Danach kommen E-Mails, Termine, Arbeit an Projekten, Besorgungen, Sport, Familie und Freunde. In meinem Kopf funktioniert vieles wie eine Liste. Es gibt Punkte, die abgehakt werden müssen. Arbeit gehört dazu. Bewegung gehört dazu. Familie gehört dazu. Persönliche Dinge gehören dazu. Vielleicht ist es gerade diese Routine, die mir hilft, in einer Phase mit vielen Veränderungen ruhig zu bleiben.

Ich mag Routinen, weil sie Halt geben. Wenn ein Unternehmen wächst und sich vieles verschiebt, braucht man gewisse Konstanten. Früh aufstehen. Den Tag sauber beginnen. Sich bewegen. Kontakt zur Familie halten. Aufgaben abschliessen. Diese einfachen Dinge klingen nicht spektakulär, aber sie tragen viel.

Was Erfolg für mich bedeutet

Erfolg fühlt sich für mich nicht wie ein einzelner Titel an. Er zeigt sich eher in Bewegung. In der Möglichkeit, aus einem Anfang etwas aufzubauen. In der Freiheit, eigene Entscheidungen zu treffen. In der Fähigkeit, für die eigene Arbeit einzustehen und Räume zu betreten, die früher unerreichbar gewirkt haben. Gleichzeitig bleibt Erfolg mit Verantwortung verbunden. Wenn Kunden kommen, wenn ein Team entstehen soll und wenn die Arbeit grösser wird, reicht Talent alleine nicht aus. Man braucht Klarheit, Struktur und Menschen, denen man vertrauen kann. Genau an diesem Punkt befinde ich mich gerade. Es ist eine Übergangsphase, in der vieles neu sortiert wird.

Manchmal liegt der mutigste Schritt darin, nach dem Wechsel aufzuhören, alles alleine schaffen zu wollen.

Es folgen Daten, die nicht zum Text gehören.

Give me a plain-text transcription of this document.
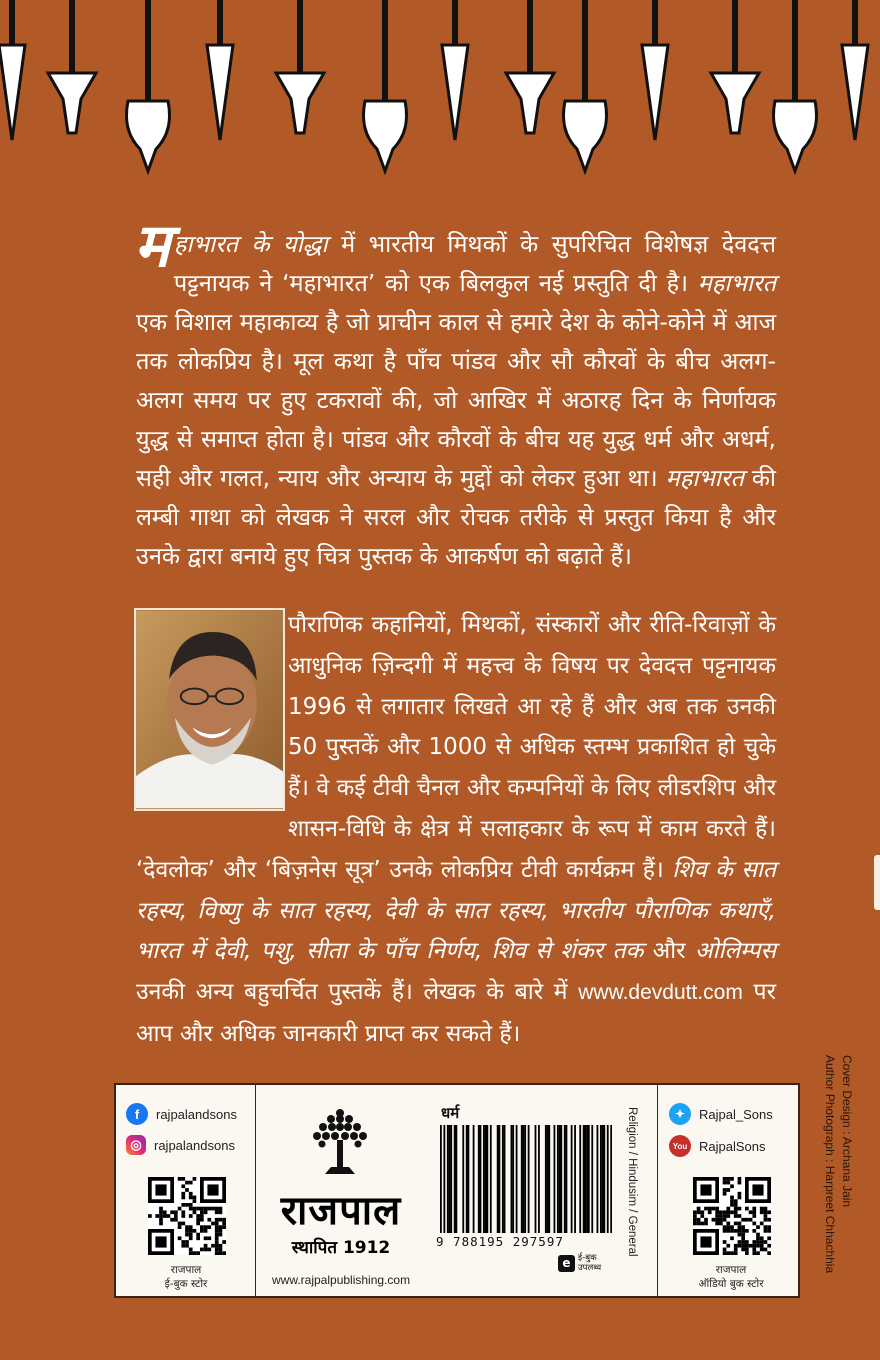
महाभारत के योद्धा में भारतीय मिथकों के सुपरिचित विशेषज्ञ देवदत्त पट्टनायक ने ‘महाभारत’ को एक बिलकुल नई प्रस्तुति दी है। महाभारत एक विशाल महाकाव्य है जो प्राचीन काल से हमारे देश के कोने-कोने में आज तक लोकप्रिय है। मूल कथा है पाँच पांडव और सौ कौरवों के बीच अलग-अलग समय पर हुए टकरावों की, जो आखिर में अठारह दिन के निर्णायक युद्ध से समाप्त होता है। पांडव और कौरवों के बीच यह युद्ध धर्म और अधर्म, सही और गलत, न्याय और अन्याय के मुद्दों को लेकर हुआ था। महाभारत की लम्बी गाथा को लेखक ने सरल और रोचक तरीके से प्रस्तुत किया है और उनके द्वारा बनाये हुए चित्र पुस्तक के आकर्षण को बढ़ाते हैं।
पौराणिक कहानियों, मिथकों, संस्कारों और रीति-रिवाज़ों के आधुनिक ज़िन्दगी में महत्त्व के विषय पर देवदत्त पट्टनायक 1996 से लगातार लिखते आ रहे हैं और अब तक उनकी 50 पुस्तकें और 1000 से अधिक स्तम्भ प्रकाशित हो चुके हैं। वे कई टीवी चैनल और कम्पनियों के लिए लीडरशिप और शासन-विधि के क्षेत्र में सलाहकार के रूप में काम करते हैं। ‘देवलोक’ और ‘बिज़नेस सूत्र’ उनके लोकप्रिय टीवी कार्यक्रम हैं। शिव के सात रहस्य, विष्णु के सात रहस्य, देवी के सात रहस्य, भारतीय पौराणिक कथाएँ, भारत में देवी, पशु, सीता के पाँच निर्णय, शिव से शंकर तक और ओलिम्पस उनकी अन्य बहुचर्चित पुस्तकें हैं। लेखक के बारे में www.devdutt.com पर आप और अधिक जानकारी प्राप्त कर सकते हैं।
Cover Design : Archana Jain
Author Photograph : Harpreet Chhachhia
f	rajpalandsons
◎ rajpalandsons
राजपाल
ई-बुक स्टोर
राजपाल
स्थापित 1912
www.rajpalpublishing.com
धर्म
9 788195 297597
e ई-बुक
उपलब्ध
Religion / Hindusim / General	✦	Rajpal_Sons
You RajpalSons
राजपाल
ऑडियो बुक स्टोर
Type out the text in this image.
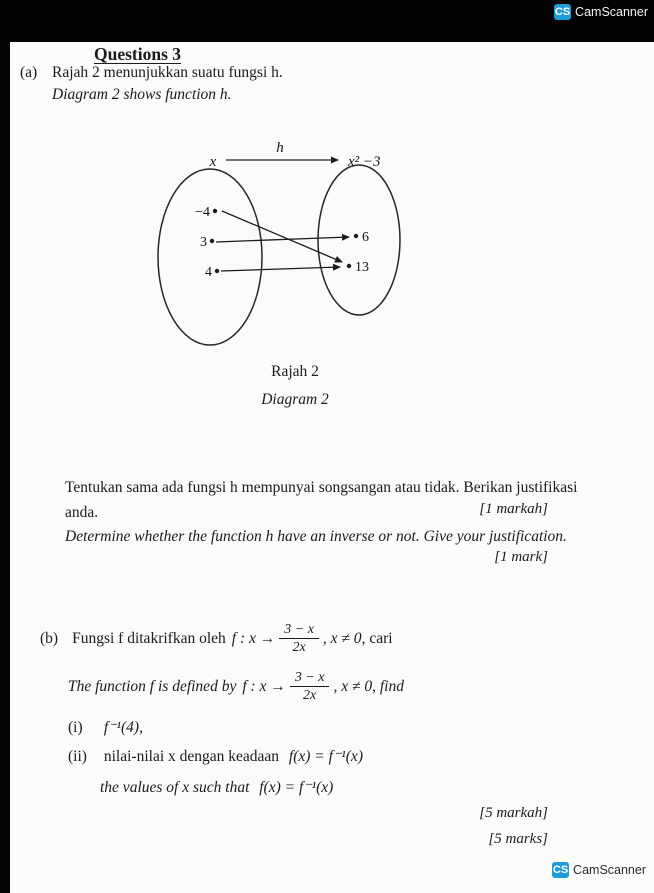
CS CamScanner
Questions 3
(a) Rajah 2 menunjukkan suatu fungsi h.
Diagram 2 shows function h.
x
h
x² −3
−4
3
4
6
13
Rajah 2
Diagram 2
Tentukan sama ada fungsi h mempunyai songsangan atau tidak. Berikan justifikasi
anda.	[1 markah]
Determine whether the function h have an inverse or not. Give your justification.
[1 mark]
(b) Fungsi f ditakrifkan oleh f : $x \to \frac{3 - x}{2x}$ , x ≠ 0 , cari
The function f is defined by f : $x \to \frac{3 - x}{2x}$ , x ≠ 0 , find
(i) f⁻¹(4),
(ii) nilai-nilai x dengan keadaan f(x) = f⁻¹(x)
the values of x such that f(x) = f⁻¹(x)
[5 markah]
[5 marks]
CS CamScanner
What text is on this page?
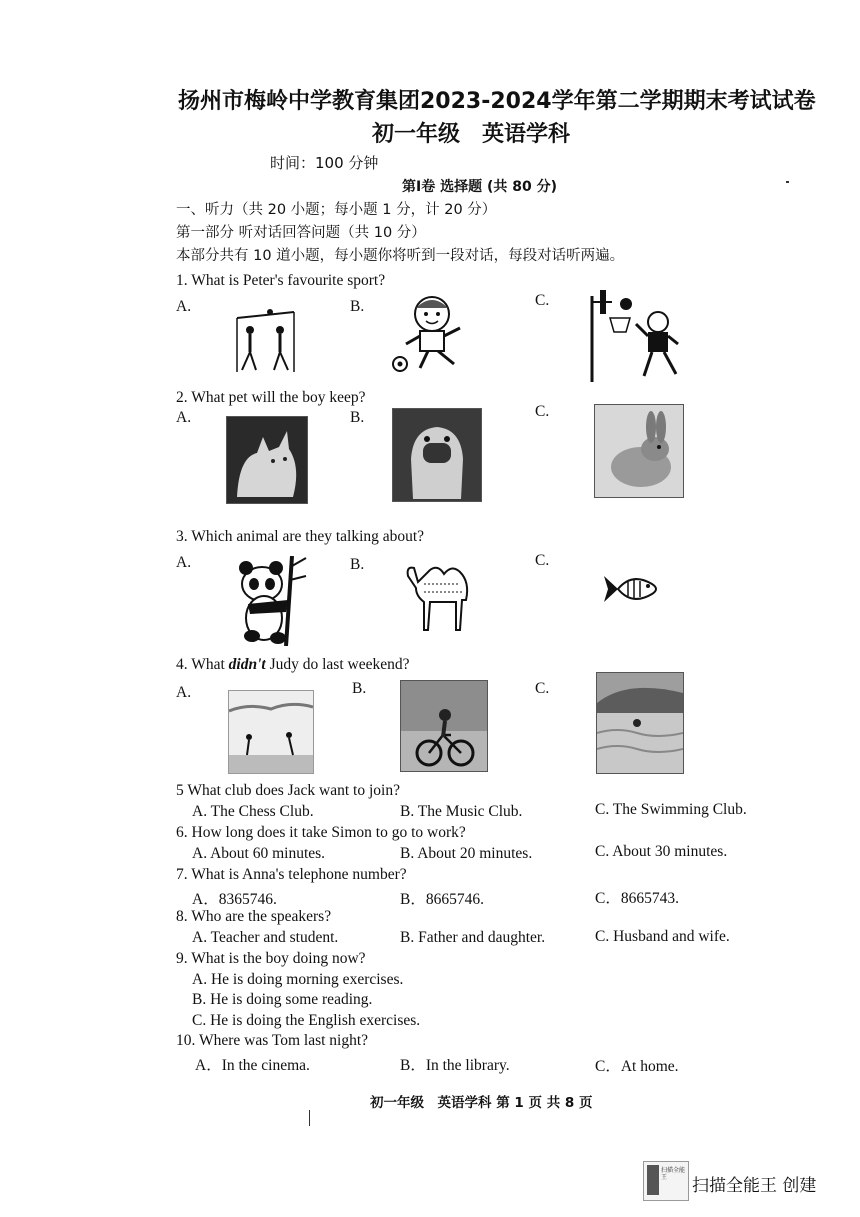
扬州市梅岭中学教育集团2023-2024学年第二学期期末考试试卷
初一年级　英语学科
时间：100 分钟
第Ⅰ卷 选择题 (共 80 分)
一、听力（共 20 小题；每小题 1 分，计 20 分）
第一部分 听对话回答问题（共 10 分）
本部分共有 10 道小题，每小题你将听到一段对话，每段对话听两遍。
1. What is Peter's favourite sport?
A.	B.	C.
2. What pet will the boy keep?
A.	B.	C.
3. Which animal are they talking about?
A.	B.	C.
4. What didn't Judy do last weekend?
A.	B.	C.
5 What club does Jack want to join?
A. The Chess Club.	B. The Music Club.	C. The Swimming Club.
6. How long does it take Simon to go to work?
A. About 60 minutes.	B. About 20 minutes.	C. About 30 minutes.
7. What is Anna's telephone number?
A．8365746.	B．8665746.	C．8665743.
8. Who are the speakers?
A. Teacher and student.	B. Father and daughter.	C. Husband and wife.
9. What is the boy doing now?
A. He is doing morning exercises.
B. He is doing some reading.
C. He is doing the English exercises.
10. Where was Tom last night?
A．In the cinema.	B．In the library.	C．At home.
初一年级　英语学科 第 1 页 共 8 页
扫描全能王	扫描全能王 创建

Die Lektion aus meinem bisherigen Weg

Wenn ich auf meinen bisherigen Weg schaue, sehe ich verschiedene Welten, die auf den ersten Blick weit auseinanderliegen. Ukraine, Massachusetts, ein christliches Zuhause, Medizin, Kinder im Krankenhaus, Fashion Week, Branding, Webdesign, Marketing und der Aufbau einer Agentur. Für mich gehören diese Teile zusammen, weil sie alle etwas mit Haltung zu tun haben.

Die Medizin hat mir gezeigt, wie kostbar Leben ist. Meine Familie hat mir gezeigt, was Arbeit und Glaube bedeuten. Die kreative Welt hat mir gezeigt, dass man sich selbst erlauben darf, mehrere Seiten zu haben. Und die Selbstständigkeit zeigt mir gerade, dass Wachstum nur funktioniert, wenn man Grenzen, Hilfe und Verantwortung ernst nimmt.

Dem jüngeren Ich würde ich sagen, dass der eigene Weg nicht immer so aussehen muss, wie andere ihn erwarten. Es ist wertvoll, gut ausgebildet zu sein. Es ist wertvoll, Erfahrungen mitzunehmen. Gleichzeitig darf ein neuer Weg entstehen, wenn man merkt, dass die eigenen Fähigkeiten in eine andere Richtung wachsen.

Ich komme aus einer Familie, die mit wenig neu begonnen hat. Heute stehe ich an einem Punkt, an dem vieles erst richtig beginnt. Zwischen Disziplin, Glauben, Kreativität und harter Arbeit entsteht gerade etwas Eigenes. Vielleicht ist genau das die wichtigste Erkenntnis: Man muss nicht schon alles wissen, um den nächsten Schritt zu gehen. Man muss bereit sein, ihn ehrlich zu gehen.